Last night I attended a performance of the musical Hair: the American Tribal Love-Rock Musical, which I had not seen before. I became familiar with the music when it first came out — or at least with the tamer songs like “Aquarius,” “Hair,” “Easy To Be Hard,” “Good Morning, Starshine,” and “Let the Sun Shine In.”

Several of the other numbers were considered quite scandalous when the show debuted off-Broadway in 1968 — as was its hippie infused counter-culture theme, its anti-war message, its glorification of illegal drugs, and the bohemian lifestyle of the “tribe” members who make up the cast. Not to mention a dimly lit scene at the end of the first act when the entire cast sheds its clothes for an artistic purpose that I didn’t quite grasp.
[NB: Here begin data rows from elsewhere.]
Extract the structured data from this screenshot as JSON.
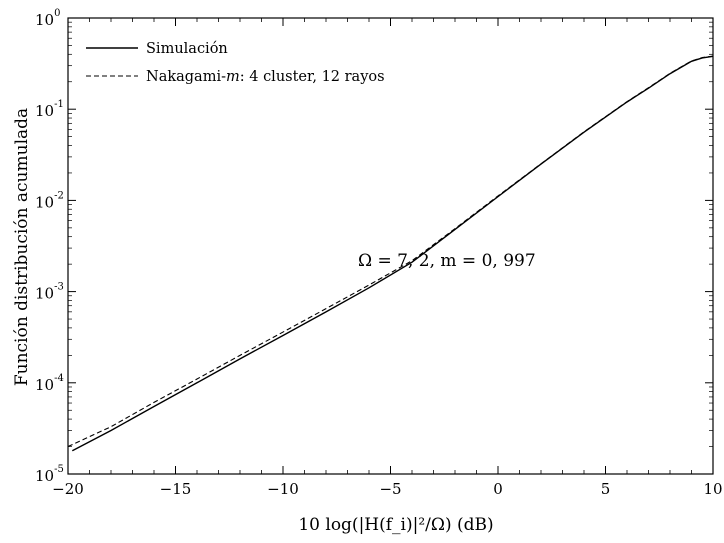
{
  "chart_data": {
    "type": "line",
    "xlabel": "10 log(|H(f_i)|²/Ω) (dB)",
    "ylabel": "Función distribución acumulada",
    "xlim": [
      -20,
      10
    ],
    "ylim": [
      1e-05,
      1
    ],
    "yscale": "log",
    "x_ticks": [
      -20,
      -15,
      -10,
      -5,
      0,
      5,
      10
    ],
    "x_tick_labels": [
      "−20",
      "−15",
      "−10",
      "−5",
      "0",
      "5",
      "10"
    ],
    "y_ticks": [
      1e-05,
      0.0001,
      0.001,
      0.01,
      0.1,
      1
    ],
    "y_tick_labels": [
      {
        "base": "10",
        "exp": "-5"
      },
      {
        "base": "10",
        "exp": "-4"
      },
      {
        "base": "10",
        "exp": "-3"
      },
      {
        "base": "10",
        "exp": "-2"
      },
      {
        "base": "10",
        "exp": "-1"
      },
      {
        "base": "10",
        "exp": "0"
      }
    ],
    "grid": false,
    "legend_position": "top-left",
    "annotation": "Ω = 7, 2,   m = 0, 997",
    "series": [
      {
        "name": "Simulación",
        "style": "solid",
        "color": "#000000",
        "x": [
          -19.8,
          -18,
          -16,
          -14,
          -12,
          -10,
          -8,
          -6,
          -4,
          -2,
          0,
          2,
          4,
          6,
          7,
          8,
          9,
          9.5,
          10
        ],
        "y": [
          1.8e-05,
          3e-05,
          5.5e-05,
          0.0001,
          0.000183,
          0.00033,
          0.0006,
          0.0011,
          0.0021,
          0.0048,
          0.011,
          0.025,
          0.056,
          0.12,
          0.17,
          0.245,
          0.335,
          0.365,
          0.38
        ]
      },
      {
        "name": "Nakagami-m: 4 cluster, 12 rayos",
        "style": "dashed",
        "color": "#000000",
        "x": [
          -20,
          -18,
          -16,
          -14,
          -12,
          -10,
          -8,
          -6,
          -4,
          -2,
          0,
          2,
          4,
          6,
          7,
          8,
          9,
          9.5,
          10
        ],
        "y": [
          2e-05,
          3.3e-05,
          6.1e-05,
          0.00011,
          0.0002,
          0.00036,
          0.00065,
          0.00118,
          0.00218,
          0.0049,
          0.0112,
          0.0252,
          0.0565,
          0.121,
          0.172,
          0.247,
          0.338,
          0.368,
          0.382
        ]
      }
    ]
  },
  "legend": {
    "items": [
      {
        "label": "Simulación",
        "style": "solid"
      },
      {
        "label_prefix": "Nakagami-",
        "label_italic": "m",
        "label_suffix": ": 4 cluster, 12 rayos",
        "style": "dashed"
      }
    ]
  }
}
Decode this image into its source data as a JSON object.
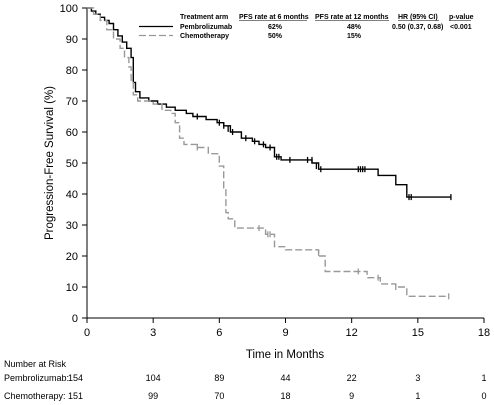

The musical has lost some of its shock value these days. Most of the formerly forbidden words trotted out in songs like “Sodomy” and “I Got Life” are in common use on television these days, and the sexual revolution is old news. Since the military now relies on volunteers rather than a draft, anti-war protests are rare and the main conceit of the show no longer applies.

That leads me to wonder whether our opinions about America’s involvement in wars around the world would change if they affected us more directly. There are ways in which we’re all involved, of course — taxpayers pay the bill for the ongoing conflicts, a tab that has reached obscene proportions every year for the last decade. And, most of us know some young man or woman who has been killed or injured in the fighting.

But no one is made to go. What if a military draft were reinstituted? What if our sons and daughters were forced into the armed forces and shipped into harm’s way against their will? Would there be an outbreak of anti-war protests on college campuses, marches on the Capitol, and a major movement of opposition to the wars?

You bet there would. It’s amazing how more active we become when motivated by self-interest rather than something like, shall we say, Christian ethics.